What controls stratospheric water vapor in the NH summer monsoon regions?

Abstract

AbstractWater vapor in the lower stratosphere exhibits localized maximum values during Northern Hemisphere summer in the Asian and North American (NA) monsoon regions. The processes maintaining these maxima are not well understood. We analyze the variability of water vapor in the monsoon regions based on Aura Microwave Limb Sounder satellite observations during 2005–2013 and quantify links to deep convection, large‐scale temperatures, and monsoonal circulations. Strong subseasonal variations in stratospheric water vapor are closely linked with deep convection in the monsoon regions, with the surprising result that stronger convection leads to a relatively dry stratosphere and weaker convection to a wetter stratosphere. This result is observed for both the Asian and NA monsoon regions. This behavior is explained by temperature changes in the stratosphere tied to deep convection: stronger convection leads to relatively cold temperatures in the subtropical lower stratosphere, which is the key region controlling large‐scale dehydration within the anticyclonic monsoonal circulations.

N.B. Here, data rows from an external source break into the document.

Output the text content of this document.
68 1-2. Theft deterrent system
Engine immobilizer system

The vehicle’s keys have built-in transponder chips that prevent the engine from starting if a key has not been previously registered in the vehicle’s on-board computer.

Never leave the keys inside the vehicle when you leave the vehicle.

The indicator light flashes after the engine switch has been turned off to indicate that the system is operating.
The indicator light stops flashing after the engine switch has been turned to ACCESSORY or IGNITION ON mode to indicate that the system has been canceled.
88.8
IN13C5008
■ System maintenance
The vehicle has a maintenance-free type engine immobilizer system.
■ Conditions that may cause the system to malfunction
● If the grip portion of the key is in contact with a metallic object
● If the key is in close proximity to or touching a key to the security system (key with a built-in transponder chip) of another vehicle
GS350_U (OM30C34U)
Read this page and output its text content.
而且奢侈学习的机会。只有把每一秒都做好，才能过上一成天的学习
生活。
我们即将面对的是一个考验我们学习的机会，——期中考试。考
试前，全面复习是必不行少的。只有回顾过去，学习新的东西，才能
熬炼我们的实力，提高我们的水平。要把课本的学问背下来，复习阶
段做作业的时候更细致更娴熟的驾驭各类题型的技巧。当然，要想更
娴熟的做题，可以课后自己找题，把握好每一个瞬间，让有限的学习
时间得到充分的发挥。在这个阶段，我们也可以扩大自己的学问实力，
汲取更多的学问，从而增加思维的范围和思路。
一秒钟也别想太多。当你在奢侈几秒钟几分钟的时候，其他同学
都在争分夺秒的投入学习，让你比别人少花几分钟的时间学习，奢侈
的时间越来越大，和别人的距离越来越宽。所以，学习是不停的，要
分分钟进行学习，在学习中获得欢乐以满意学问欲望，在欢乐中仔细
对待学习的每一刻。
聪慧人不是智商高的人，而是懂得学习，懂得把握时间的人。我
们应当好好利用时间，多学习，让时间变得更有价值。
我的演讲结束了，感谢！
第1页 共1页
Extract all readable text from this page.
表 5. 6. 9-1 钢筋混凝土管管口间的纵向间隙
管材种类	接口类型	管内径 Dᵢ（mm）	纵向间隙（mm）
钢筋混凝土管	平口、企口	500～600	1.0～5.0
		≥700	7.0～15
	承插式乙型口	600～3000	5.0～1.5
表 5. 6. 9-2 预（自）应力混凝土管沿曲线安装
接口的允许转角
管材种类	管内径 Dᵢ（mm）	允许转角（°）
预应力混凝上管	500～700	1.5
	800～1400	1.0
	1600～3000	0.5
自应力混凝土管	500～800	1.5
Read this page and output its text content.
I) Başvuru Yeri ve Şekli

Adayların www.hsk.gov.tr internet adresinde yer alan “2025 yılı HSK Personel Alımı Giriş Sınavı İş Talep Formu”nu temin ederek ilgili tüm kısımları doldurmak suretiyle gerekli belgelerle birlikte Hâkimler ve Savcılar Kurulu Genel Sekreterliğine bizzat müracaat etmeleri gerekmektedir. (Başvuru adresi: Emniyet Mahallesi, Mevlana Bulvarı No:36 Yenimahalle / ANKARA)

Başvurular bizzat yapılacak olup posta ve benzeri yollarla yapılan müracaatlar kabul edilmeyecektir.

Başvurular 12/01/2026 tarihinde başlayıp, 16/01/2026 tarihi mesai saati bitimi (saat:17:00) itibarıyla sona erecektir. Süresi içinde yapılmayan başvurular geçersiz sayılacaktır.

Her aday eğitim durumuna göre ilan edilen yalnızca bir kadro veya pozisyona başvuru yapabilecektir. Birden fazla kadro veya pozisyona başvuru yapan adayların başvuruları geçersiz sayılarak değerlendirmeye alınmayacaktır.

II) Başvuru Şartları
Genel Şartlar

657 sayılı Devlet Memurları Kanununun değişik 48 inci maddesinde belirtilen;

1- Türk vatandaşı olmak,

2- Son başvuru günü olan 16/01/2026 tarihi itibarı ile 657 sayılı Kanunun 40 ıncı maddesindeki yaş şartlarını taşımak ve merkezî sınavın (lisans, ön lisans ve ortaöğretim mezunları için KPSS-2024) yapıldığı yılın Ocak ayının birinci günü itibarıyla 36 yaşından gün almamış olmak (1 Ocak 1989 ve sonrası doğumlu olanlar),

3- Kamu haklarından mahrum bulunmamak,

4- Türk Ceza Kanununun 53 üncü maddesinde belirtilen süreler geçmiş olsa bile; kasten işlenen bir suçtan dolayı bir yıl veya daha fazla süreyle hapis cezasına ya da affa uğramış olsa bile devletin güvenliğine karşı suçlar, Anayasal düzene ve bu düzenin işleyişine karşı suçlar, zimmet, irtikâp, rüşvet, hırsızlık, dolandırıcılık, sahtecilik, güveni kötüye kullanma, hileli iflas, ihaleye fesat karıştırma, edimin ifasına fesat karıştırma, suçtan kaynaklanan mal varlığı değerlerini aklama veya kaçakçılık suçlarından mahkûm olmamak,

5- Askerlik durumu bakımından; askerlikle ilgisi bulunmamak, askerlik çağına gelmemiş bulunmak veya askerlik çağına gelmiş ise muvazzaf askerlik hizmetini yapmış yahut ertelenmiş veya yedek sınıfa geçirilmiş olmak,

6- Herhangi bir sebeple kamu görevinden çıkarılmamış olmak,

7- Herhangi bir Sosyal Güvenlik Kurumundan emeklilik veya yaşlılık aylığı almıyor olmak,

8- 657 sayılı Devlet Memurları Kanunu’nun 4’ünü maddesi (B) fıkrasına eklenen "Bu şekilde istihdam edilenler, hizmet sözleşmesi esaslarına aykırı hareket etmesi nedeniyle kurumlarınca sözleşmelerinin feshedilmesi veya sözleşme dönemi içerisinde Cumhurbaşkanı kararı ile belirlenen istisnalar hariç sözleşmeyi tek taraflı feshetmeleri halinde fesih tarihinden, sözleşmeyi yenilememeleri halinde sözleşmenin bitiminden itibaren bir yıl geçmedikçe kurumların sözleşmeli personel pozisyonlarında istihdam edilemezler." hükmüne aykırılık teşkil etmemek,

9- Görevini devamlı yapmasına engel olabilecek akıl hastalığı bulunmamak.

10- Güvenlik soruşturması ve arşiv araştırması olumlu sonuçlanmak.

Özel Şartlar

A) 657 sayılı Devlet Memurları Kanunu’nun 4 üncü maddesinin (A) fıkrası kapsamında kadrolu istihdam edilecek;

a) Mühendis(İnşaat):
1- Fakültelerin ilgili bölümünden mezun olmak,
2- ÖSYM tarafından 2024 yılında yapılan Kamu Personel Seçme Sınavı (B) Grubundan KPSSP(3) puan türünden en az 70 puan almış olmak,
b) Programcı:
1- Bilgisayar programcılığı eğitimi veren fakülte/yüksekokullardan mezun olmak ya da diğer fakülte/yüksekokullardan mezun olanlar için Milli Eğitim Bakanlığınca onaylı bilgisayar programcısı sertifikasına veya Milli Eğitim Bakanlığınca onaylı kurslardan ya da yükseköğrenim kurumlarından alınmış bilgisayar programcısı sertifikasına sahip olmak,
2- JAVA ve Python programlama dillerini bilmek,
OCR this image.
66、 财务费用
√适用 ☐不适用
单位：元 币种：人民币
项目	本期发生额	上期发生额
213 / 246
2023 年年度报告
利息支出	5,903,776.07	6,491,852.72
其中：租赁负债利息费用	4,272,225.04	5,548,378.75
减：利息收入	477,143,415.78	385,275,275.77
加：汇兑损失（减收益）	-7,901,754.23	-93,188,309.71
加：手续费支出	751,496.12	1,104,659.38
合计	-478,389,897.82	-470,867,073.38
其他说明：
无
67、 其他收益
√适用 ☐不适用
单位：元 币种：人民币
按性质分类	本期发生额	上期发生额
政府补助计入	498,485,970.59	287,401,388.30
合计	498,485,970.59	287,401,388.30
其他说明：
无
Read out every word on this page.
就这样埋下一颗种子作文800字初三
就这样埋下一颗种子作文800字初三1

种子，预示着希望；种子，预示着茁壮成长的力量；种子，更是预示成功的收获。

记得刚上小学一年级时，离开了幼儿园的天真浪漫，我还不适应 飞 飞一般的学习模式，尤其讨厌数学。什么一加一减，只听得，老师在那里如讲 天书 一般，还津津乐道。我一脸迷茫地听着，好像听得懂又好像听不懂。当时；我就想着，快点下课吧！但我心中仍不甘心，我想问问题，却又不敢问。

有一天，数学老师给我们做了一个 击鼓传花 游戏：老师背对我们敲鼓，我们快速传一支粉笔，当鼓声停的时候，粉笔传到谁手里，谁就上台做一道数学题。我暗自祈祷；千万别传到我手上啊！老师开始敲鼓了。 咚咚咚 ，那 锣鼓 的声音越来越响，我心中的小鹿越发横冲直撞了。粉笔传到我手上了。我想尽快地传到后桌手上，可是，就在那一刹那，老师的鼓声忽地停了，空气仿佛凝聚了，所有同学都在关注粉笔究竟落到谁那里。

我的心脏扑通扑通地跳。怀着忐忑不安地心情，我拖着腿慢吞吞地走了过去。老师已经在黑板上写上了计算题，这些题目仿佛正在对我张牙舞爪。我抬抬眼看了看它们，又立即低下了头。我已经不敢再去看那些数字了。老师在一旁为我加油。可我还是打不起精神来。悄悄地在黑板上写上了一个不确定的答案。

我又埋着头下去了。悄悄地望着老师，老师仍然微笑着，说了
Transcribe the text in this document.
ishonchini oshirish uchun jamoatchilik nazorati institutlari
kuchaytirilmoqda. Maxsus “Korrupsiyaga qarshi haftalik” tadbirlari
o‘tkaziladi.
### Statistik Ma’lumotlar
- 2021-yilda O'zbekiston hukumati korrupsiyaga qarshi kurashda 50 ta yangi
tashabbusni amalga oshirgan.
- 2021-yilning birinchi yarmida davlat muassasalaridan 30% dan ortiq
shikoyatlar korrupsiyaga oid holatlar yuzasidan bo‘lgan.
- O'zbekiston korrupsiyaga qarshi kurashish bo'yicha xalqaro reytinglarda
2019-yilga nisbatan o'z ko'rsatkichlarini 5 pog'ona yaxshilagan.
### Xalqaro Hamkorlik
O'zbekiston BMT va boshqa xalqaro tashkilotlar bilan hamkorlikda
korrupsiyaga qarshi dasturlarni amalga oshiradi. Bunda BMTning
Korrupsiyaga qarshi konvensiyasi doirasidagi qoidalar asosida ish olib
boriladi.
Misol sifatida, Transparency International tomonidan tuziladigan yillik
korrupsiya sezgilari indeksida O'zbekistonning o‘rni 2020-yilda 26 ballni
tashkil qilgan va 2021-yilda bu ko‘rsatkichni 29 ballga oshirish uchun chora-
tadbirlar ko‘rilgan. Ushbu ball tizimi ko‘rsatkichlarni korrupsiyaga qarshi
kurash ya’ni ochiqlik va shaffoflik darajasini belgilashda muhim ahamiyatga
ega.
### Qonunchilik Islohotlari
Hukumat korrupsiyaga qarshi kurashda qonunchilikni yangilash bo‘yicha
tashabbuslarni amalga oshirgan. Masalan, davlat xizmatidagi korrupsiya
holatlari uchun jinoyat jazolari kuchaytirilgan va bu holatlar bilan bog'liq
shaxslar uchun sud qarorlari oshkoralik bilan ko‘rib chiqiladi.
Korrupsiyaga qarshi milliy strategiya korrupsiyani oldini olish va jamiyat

Likewise, weaker convection leads to warmer subtropical stratospheric temperatures, relatively less dehydration, and enhanced water vapor. The observed water vapor changes are in approximate agreement with those expected from the subtropical temperature variations, taking into account dilution of the dehydrated air into the larger monsoon region. These results demonstrate that stratospheric water vapor in the Northern Hemisphere monsoon regions is mainly controlled by large‐scale circulation and temperatures, and overshooting deep convection plays a relatively minor role.